As I now recollect this visit and the risk to which it invited me, I recall a perhaps even more dangerous risk which I narrowly skirted as a child. I was 11 or 12 years old and living with my family on Ocean Parkway in Brooklyn. On a spring evening when my parents supposed that I was visiting a friend next door, she and I and another girl our age had gone out on the Parkway to pick up boys. It was after dark and the Parkway was largely deserted. Several cars went by without noticing us until finally a car stopped and three men approached us. They were grown men, not boys, and they stood for a moment studying us before they offered to take one of us for a ride. "Which one?" my friend asked boldly. The speaker pointed at me. "The little one in the middle." It was a long block to my house but I was not conscious of running until, breathless and trembling, I was inside my front door. Then, too, I was flattered that of the three of us it was I whom the men had chosen. But the point is, of course, that I did not surrender to the flattery. My upbringing was stronger than the seduction.

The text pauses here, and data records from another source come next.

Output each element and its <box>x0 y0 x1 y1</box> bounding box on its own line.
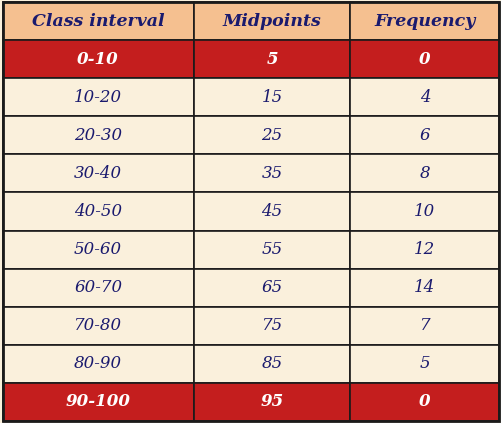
Bar <box>350 269 498 307</box>
Text: 15: 15 <box>261 89 282 106</box>
Bar <box>193 40 350 78</box>
Text: 0-10: 0-10 <box>77 51 119 68</box>
Text: Class interval: Class interval <box>32 13 164 30</box>
Bar <box>3 383 193 421</box>
Bar <box>3 345 193 383</box>
Text: 0: 0 <box>418 393 430 410</box>
Text: 0: 0 <box>418 51 430 68</box>
Text: 60-70: 60-70 <box>74 279 122 296</box>
Bar <box>3 116 193 154</box>
Bar <box>350 116 498 154</box>
Bar <box>3 2 193 40</box>
Bar <box>350 2 498 40</box>
Bar <box>350 154 498 192</box>
Text: 10: 10 <box>413 203 435 220</box>
Bar <box>3 78 193 116</box>
Bar <box>350 40 498 78</box>
Bar <box>3 307 193 345</box>
Text: 8: 8 <box>419 165 429 182</box>
Bar <box>3 192 193 231</box>
Text: 25: 25 <box>261 127 282 144</box>
Text: 95: 95 <box>260 393 283 410</box>
Text: 14: 14 <box>413 279 435 296</box>
Text: 50-60: 50-60 <box>74 241 122 258</box>
Text: 12: 12 <box>413 241 435 258</box>
Text: 40-50: 40-50 <box>74 203 122 220</box>
Bar <box>350 307 498 345</box>
Bar <box>193 154 350 192</box>
Text: 5: 5 <box>266 51 278 68</box>
Bar <box>193 383 350 421</box>
Bar <box>350 192 498 231</box>
Text: 45: 45 <box>261 203 282 220</box>
Text: Frequency: Frequency <box>374 13 474 30</box>
Bar <box>350 383 498 421</box>
Text: 80-90: 80-90 <box>74 355 122 372</box>
Bar <box>350 231 498 269</box>
Text: 7: 7 <box>419 317 429 334</box>
Text: 4: 4 <box>419 89 429 106</box>
Text: 10-20: 10-20 <box>74 89 122 106</box>
Bar <box>193 345 350 383</box>
Bar <box>350 345 498 383</box>
Text: 85: 85 <box>261 355 282 372</box>
Bar <box>350 78 498 116</box>
Text: Midpoints: Midpoints <box>222 13 321 30</box>
Text: 55: 55 <box>261 241 282 258</box>
Bar <box>3 40 193 78</box>
Text: 35: 35 <box>261 165 282 182</box>
Text: 75: 75 <box>261 317 282 334</box>
Bar <box>193 2 350 40</box>
Bar <box>193 192 350 231</box>
Text: 6: 6 <box>419 127 429 144</box>
Text: 30-40: 30-40 <box>74 165 122 182</box>
Bar <box>3 154 193 192</box>
Text: 5: 5 <box>419 355 429 372</box>
Bar <box>193 269 350 307</box>
Text: 90-100: 90-100 <box>66 393 130 410</box>
Text: 70-80: 70-80 <box>74 317 122 334</box>
Bar <box>3 269 193 307</box>
Bar <box>193 78 350 116</box>
Text: 20-30: 20-30 <box>74 127 122 144</box>
Text: 65: 65 <box>261 279 282 296</box>
Bar <box>193 307 350 345</box>
Bar <box>193 231 350 269</box>
Bar <box>193 116 350 154</box>
Bar <box>3 231 193 269</box>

The seductions of the former Soviet Union have been gravely entrapping of us in the democracies but we have paid a big price for conspiring in the lie that communism represented. Despite the collapse of the Soviet Union, our most-conscious social egalitarians steadily grow in self-confidence and even-shall I say it?-in moral smugness. It is as if anti-anti-communism has given them a permanent certification of moral rectitude. This is a measurable self-deception and like all refusals of truth, it is bound to impair our perception of political and social actuality.